Playing with fire

This thread on self-publishing is taking on a life of its own. It merits a post to bookmark this moment for posterity. This discussion on self-publishing demonstrate the self-organizing aspects of the blogosphere.

Here is the cycle in a nutshell:

An idea is expressed in the blogosphere and it
generated ripples of interest and comments which cause further eddies of related
activity (people commenting about the topic to others).


The topic then attracts people with specialized expertise who
contribute their knowledge to the conversation in order to provide a
better understanding of the boundaries and potentials of the initial
idea. (They do this for personal gratification, not personal gain.)

The
trail-breaking
aspects of the topic suggest commercial and marketing potentials to
those people who convert ideas into money flows, and the race is on to
develop a working business while a market window exists.

We have here on this weblog, and in this thread, the pattern of technological change which brings about new businesses and industries. We have a creative commons of pooled knowledge about self-publishing which gains value with every added comment. Blogging is truly magical because we create value by communicating!

I started a thread about the current state of self-publishing. Others joined in to express interest. The
conversation attracted those who have expertise in the area and quickly became more than an exchange
of viewpoints.

Within hours we had moved into a discussion of the role POD (Print on Demand) plays
in the spectrum of self-publishing and started
accumulating information on the readability of ragged right
versus fully justified copy. At that point, this thread started becoming a useful resource for future self-publishers. There is still more to come.

The thread will eventually attract the interest of people who have valuable ideas but who couldn’t get published in the cold and unfriendly world of traditional publishing. These unpublished J. K. Rowlings and Grishams may decide to create their own path to customers and ignore the barricades set up by traditional, and struggling, publishing houses. They will publish their book and a new saga will begin.

This cycle will repeat endlessly, as long as a free blogosphere continues to exist. If there are topics of general interest related to solving problems, a new set of business relationships will arise almost spontaneously from the ensuing discussion.

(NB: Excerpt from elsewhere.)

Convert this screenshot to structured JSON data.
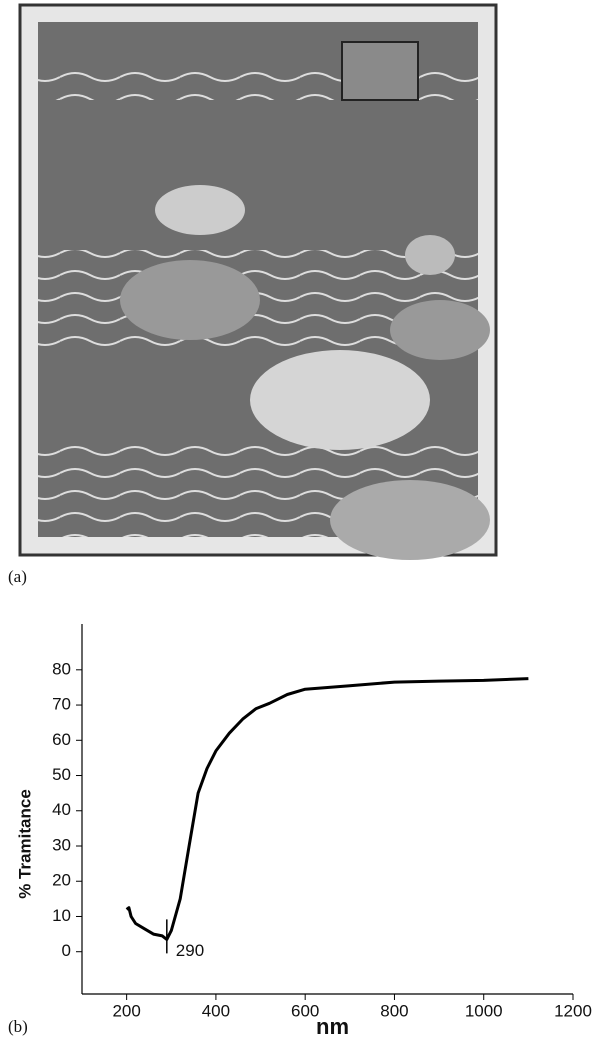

This cycle is not new. This kind of round-robin discussion was going on long before the Pyramids were being built. The power of weblogs has merely put an afterburner on the process, so that industries are conceived and initiated in weeks, instead of years.

When we engage in blogging, we are playing with fire. We are harnessing the power of open communication in ways which will shape our future in ways we can’t even imagine.

To drive this point home, you should realize when  we blog about something, we actually change our future in respect to that area on the fly. Now, if that isn’t that a sobering thought, what is?